9 Eylül 2011 Cuma

Sıradaki Kim?



Ortadoğu’daki ayaklanmaya dair sıranın kime geleceği pek belli değilmiş gibi; sıradaki kim diye soruyor iki yüzlü kapitalist dünya. Yalan, dolan, bin bir dolapla iktidarını sağlama almaya çalıştıkça, isyanla ve isyancılarla karşı karşıya kalıyor. Küçücük bir ayaklanmanın İngiltere’yi hatta Avrupa’yı nasıl korkuya boğduğunu gördük. Batılı kapitalist devletler kendi yarattıkları bu yıkımın ayarına er ya da geç varacaklar... Bunu bildikleri için kendi krizlerini Ortadoğu’ya ihraç ederek zaman kazanmak istemektedir.

İsyan bir kez başlamaya görsün, nerde başlayıp nerde biteceğini kimse kestiremez. Hemen her yerde Libya’da, Suriye’de ve Arap yarımadasında olup biteni yazıp çiziyorlar. Diktatörleri, kendi halkları nasıl yerle bir ediyor, diye; duy da inanma cinsinden. Kimsenin Türkiye’nin, İsrail’in barbarlığından bahsettiği yok. Onları gelişmiş batı demokrasinin örneklerinden sanırsınız. Türk ve İsrail devleti isyan halkasının son durağıdır ve batıya açılacak olan ilk pencere olma adayı olarak bir süredir  birbiriyle yarışır gibidir... Bu yüzden yıkılıp parçalanması ne kadar geciktirilirse, batı Avrupa ve Amerika, o kadar uzun yaşayacağının farkındadır.

İşgale tepkiyi bertaraf etme politikası

İsrail ile iplerin koparılması kocaman bir yalandan başka bir şey değildir. Haluk Gerger, “Türkiye ile İsrail arasında bir rekabet söz konusu. İkisi de çok yönlü krizlerle uğraşan ülkelerin rekabeti de yıkıcı oluyor. İkisinin ekonomisi de dışarıdan gelen mali desteğe dayalı. Biri Filistinlilerle diğeri Kürtlerle olan mücadelesini ekonomik, askeri ve tarihsel açıdan kaybediyor. Ülkelerin temel payandası, temel dayanağı ABD ve Batı” dedi. Durum bu olunca insan sormadan edemiyor, İsrail’i koruyan füze kalkanları Türkiye’de inşa edilirken bu zulmün iki yüzü köprüleri nasıl atmıştır? İşte bu belirsizdir. Erdoğan’ın son açıklamaları gösteriyor ki koparılan bir ilişki de yoktur... Bir bardak suda koparılan fırtınanın, gerçeği yansıtmadığıdır.
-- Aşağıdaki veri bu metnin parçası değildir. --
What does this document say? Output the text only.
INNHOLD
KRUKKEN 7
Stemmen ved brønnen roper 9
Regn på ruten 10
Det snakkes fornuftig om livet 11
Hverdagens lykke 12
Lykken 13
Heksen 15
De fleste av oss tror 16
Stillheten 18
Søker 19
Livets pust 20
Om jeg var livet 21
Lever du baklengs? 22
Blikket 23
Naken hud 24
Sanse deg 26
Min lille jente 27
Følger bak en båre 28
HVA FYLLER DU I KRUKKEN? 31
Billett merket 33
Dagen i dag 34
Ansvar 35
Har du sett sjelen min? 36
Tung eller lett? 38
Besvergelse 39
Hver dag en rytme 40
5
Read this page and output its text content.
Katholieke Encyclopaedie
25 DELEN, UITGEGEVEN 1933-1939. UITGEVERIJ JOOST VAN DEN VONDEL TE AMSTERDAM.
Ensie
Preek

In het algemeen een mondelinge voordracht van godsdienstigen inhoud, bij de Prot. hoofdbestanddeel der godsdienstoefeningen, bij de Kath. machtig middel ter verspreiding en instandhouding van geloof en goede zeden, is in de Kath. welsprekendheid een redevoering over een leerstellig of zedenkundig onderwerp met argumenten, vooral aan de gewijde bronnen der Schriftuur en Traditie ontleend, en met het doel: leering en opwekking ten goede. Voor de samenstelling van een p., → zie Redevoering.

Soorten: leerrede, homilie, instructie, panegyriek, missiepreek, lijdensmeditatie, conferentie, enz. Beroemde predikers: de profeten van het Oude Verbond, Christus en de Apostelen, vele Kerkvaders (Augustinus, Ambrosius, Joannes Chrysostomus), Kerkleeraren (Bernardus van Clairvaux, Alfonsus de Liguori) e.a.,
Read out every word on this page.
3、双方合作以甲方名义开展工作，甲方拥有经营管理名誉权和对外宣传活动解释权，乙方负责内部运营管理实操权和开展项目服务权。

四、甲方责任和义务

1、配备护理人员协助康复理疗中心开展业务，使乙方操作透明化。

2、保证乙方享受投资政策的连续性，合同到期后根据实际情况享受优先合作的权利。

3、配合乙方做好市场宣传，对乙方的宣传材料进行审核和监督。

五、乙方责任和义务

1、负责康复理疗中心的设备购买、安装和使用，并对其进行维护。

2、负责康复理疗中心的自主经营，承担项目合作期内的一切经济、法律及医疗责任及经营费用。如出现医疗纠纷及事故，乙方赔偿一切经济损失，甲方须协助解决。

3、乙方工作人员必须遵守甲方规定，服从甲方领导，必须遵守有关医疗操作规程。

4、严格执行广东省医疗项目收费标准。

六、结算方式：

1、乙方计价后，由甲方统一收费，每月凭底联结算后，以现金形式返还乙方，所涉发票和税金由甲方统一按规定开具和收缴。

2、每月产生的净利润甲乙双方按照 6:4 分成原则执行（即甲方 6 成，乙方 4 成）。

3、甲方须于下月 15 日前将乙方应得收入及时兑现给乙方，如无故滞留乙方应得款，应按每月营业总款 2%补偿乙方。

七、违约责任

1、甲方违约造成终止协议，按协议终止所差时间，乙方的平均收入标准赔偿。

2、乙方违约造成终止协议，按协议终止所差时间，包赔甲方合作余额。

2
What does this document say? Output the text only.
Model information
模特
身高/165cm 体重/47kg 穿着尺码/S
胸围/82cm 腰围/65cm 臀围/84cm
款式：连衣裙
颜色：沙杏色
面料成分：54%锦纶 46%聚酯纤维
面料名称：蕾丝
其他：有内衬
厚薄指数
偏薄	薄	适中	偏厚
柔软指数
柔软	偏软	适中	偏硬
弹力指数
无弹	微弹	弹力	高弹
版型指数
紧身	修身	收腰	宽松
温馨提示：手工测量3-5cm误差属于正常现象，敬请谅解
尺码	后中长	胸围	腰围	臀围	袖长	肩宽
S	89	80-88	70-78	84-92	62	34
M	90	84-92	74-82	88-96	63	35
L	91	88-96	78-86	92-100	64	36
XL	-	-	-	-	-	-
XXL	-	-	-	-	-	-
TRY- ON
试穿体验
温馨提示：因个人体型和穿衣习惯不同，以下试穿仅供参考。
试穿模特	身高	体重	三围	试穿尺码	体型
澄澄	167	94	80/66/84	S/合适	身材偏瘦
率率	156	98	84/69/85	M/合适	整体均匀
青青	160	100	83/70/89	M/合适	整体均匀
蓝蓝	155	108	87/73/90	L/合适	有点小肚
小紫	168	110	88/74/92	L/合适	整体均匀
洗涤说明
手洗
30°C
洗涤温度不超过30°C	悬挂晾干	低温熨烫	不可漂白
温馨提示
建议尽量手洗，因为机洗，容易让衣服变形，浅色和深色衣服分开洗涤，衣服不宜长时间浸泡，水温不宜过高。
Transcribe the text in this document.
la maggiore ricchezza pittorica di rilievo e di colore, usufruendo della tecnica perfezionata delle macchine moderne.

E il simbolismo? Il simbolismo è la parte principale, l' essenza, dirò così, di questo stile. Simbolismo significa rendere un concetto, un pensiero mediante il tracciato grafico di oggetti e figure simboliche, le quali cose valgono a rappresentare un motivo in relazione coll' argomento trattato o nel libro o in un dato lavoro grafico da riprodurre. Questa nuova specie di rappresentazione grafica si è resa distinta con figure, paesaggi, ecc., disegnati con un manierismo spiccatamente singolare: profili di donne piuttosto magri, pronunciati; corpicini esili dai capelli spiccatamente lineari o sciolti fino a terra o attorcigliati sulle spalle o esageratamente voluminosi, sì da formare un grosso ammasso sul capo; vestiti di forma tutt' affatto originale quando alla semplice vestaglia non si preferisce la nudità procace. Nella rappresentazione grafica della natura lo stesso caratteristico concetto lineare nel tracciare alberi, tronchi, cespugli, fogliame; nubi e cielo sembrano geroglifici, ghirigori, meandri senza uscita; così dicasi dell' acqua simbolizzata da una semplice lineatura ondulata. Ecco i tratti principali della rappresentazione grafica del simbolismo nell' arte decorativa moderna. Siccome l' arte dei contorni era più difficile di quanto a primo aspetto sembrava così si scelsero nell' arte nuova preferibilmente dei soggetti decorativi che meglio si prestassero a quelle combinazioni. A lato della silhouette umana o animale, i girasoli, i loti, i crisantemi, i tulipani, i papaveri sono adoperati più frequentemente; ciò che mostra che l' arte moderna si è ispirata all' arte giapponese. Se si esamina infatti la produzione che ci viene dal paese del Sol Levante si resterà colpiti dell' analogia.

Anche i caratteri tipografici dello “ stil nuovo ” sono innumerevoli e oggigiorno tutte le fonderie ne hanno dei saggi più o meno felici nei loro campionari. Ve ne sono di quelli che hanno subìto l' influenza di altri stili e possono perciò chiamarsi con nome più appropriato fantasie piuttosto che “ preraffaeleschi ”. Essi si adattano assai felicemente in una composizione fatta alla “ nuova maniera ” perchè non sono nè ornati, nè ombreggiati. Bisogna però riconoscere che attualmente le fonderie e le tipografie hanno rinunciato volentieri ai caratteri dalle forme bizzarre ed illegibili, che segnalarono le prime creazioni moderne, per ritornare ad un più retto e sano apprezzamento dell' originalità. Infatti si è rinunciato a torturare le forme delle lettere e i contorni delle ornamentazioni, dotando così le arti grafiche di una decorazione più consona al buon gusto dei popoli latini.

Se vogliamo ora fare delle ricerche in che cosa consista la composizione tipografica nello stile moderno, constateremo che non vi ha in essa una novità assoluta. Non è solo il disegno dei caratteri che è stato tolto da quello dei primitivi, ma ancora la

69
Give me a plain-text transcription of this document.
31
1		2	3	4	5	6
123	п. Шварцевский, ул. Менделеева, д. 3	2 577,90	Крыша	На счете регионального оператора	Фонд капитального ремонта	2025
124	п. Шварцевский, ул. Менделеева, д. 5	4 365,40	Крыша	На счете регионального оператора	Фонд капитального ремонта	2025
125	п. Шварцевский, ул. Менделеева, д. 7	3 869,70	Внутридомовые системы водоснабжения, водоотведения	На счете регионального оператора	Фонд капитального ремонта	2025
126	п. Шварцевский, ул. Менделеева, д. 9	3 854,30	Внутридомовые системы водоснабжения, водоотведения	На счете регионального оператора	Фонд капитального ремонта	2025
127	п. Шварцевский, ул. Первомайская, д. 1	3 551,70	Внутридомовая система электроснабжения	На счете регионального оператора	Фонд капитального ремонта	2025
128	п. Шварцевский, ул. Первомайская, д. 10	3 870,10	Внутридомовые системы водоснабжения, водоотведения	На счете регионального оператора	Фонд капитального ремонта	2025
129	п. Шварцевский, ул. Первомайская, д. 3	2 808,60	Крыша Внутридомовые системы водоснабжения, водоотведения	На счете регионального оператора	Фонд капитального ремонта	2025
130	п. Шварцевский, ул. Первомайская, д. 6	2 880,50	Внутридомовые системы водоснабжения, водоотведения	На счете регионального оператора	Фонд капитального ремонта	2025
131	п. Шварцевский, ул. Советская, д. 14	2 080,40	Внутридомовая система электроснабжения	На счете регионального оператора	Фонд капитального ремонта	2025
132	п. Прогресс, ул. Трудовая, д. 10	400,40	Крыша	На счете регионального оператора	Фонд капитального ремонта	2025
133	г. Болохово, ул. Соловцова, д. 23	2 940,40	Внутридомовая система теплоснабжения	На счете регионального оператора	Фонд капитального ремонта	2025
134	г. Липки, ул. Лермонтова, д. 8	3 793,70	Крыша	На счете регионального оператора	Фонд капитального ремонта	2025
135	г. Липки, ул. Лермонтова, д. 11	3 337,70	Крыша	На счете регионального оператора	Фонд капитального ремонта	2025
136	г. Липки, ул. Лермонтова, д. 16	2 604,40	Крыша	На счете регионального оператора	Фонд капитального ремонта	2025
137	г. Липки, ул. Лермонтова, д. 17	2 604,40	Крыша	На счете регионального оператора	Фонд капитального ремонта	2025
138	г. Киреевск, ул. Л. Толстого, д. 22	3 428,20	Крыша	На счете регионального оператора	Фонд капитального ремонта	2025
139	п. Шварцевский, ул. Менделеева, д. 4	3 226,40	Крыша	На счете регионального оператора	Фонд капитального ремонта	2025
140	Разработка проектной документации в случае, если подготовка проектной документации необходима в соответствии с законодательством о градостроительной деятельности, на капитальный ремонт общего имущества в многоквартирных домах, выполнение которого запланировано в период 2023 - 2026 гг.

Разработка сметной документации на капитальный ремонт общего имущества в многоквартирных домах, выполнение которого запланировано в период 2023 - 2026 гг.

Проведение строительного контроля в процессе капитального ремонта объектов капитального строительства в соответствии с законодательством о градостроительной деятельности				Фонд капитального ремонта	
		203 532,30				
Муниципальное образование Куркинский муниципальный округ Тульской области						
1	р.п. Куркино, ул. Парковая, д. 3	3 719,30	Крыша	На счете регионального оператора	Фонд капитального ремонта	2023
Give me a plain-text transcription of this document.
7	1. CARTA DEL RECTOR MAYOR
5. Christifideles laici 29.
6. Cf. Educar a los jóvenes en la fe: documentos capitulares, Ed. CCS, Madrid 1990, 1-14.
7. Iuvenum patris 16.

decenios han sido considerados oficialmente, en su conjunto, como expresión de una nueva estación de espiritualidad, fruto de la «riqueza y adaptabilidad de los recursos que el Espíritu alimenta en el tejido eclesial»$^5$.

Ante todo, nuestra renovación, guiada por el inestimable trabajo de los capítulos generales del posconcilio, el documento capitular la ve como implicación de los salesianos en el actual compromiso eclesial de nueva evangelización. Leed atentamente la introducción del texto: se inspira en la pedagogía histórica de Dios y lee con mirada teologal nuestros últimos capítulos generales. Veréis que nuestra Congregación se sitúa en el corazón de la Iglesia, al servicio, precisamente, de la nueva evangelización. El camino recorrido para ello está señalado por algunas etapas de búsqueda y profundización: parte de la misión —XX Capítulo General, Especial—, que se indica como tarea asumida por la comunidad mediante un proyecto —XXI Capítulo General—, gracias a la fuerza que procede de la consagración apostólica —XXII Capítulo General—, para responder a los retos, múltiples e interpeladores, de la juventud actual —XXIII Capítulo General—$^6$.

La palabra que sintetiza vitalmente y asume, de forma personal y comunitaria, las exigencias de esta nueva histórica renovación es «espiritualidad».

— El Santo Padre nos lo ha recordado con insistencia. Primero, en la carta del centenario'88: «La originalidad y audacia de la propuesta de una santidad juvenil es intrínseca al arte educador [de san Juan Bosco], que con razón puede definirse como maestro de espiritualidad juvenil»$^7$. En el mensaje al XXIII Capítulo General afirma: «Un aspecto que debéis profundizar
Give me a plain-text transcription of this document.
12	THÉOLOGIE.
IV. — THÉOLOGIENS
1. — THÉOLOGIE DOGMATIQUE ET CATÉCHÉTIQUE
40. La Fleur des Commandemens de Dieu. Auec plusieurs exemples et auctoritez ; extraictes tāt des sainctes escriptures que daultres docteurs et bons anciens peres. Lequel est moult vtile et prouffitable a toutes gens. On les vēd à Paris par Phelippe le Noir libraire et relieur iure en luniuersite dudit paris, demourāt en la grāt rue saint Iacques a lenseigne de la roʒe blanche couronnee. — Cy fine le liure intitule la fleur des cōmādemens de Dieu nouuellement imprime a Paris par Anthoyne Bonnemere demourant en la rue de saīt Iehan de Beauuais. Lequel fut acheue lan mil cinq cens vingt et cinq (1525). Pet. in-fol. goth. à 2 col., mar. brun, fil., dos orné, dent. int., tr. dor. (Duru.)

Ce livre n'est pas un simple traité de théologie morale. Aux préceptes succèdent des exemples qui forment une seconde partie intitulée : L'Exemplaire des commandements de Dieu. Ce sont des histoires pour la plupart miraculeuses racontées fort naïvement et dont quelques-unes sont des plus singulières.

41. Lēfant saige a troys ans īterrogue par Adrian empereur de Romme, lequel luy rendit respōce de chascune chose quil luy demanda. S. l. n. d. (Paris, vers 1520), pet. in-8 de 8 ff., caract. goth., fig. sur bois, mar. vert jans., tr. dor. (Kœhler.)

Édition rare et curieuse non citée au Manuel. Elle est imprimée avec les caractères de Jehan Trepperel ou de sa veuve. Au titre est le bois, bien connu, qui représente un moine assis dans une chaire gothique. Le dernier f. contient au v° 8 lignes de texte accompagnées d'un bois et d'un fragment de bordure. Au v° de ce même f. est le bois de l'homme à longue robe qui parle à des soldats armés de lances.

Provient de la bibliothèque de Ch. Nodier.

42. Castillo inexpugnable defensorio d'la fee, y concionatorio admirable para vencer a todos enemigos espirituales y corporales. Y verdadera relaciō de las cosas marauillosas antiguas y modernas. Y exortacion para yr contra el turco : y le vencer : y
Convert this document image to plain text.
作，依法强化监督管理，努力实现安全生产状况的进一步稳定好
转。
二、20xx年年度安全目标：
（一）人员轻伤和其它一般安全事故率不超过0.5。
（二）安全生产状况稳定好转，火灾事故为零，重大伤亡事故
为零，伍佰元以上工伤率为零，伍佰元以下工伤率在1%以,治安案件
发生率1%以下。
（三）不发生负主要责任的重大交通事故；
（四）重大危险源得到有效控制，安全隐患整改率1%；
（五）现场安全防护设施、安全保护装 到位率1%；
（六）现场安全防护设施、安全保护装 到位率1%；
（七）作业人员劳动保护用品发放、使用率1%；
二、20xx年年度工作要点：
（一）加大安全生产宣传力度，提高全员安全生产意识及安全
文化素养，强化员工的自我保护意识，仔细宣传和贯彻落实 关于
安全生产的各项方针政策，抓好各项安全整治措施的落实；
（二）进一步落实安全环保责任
Acaba İsrail üzerinden Güney Kürdistan’ın işgali pazarlık konusu mu yapılmaktadır?! Bu vesileyle İsrail sıkıştırılarak Güney Kürdistan’a girecek olan Türkiye’ye karşı oluşacak tepkinin yumuşatılması, hatta göz yumulması beklentisi mi amaçlanmıştır. Bu pencereden baktığımızda, Türk devletinin, Güney Kürdistan’ı işgal etmenin gerekçelerini bu yolla hazırladığı riski dikkate alınmalıdır.

Egemenlerin korkusu

Kürdistan’da ve İsrail’de yüzbinlerin katıldığı gösteriler yapılmaktadır. Egemenler için asıl tehlike burada gizli... Egemen güçlerin asıl korkusu Kürdistan’da ve İsrail’de ayağa kalmış kitlelerin iktidarları yıkıp geçmesidir. Bu yüzden Kürt hareketi ezilirse bazı sorunları aşmak çok daha kolay görünüyor. Sokağa inecek olan şiddetin farkında olmayan bazı aklıevvel köşe yazarları, Kürtleri topyekûn imhadan yana yazılar yazarak iktidara güç ve destek vermektedir. İhtiyacını duyduğumuz özgürlük, adalet, savaşa karşı kendilerini kalkan olarak siper eden Kürt anneleriyle yan yana durmasının, anarşist duyarlılığın, anti militarist vicdani reddin bir adım daha ilerisidir. Kürtlerle dayanışma içinde olmak, bir yandan da dünyadaki diğer anti militarist grupların da desteğinin sağlanarak dünya gündeminde kamuoyu oluşturulmasıdır. Anarşi taleplerin değil yaşamın bir meselesidir; o yüzden anarşistler devlete savaş açmış bir halkın yanında olmak, onunla omuz omuza olmak zorundadır. Dayanışma ruhu siyasi kaygıları da ortadan kaldıracağı gibi önyargılarında yıkılmasına yardımcı olacaktır.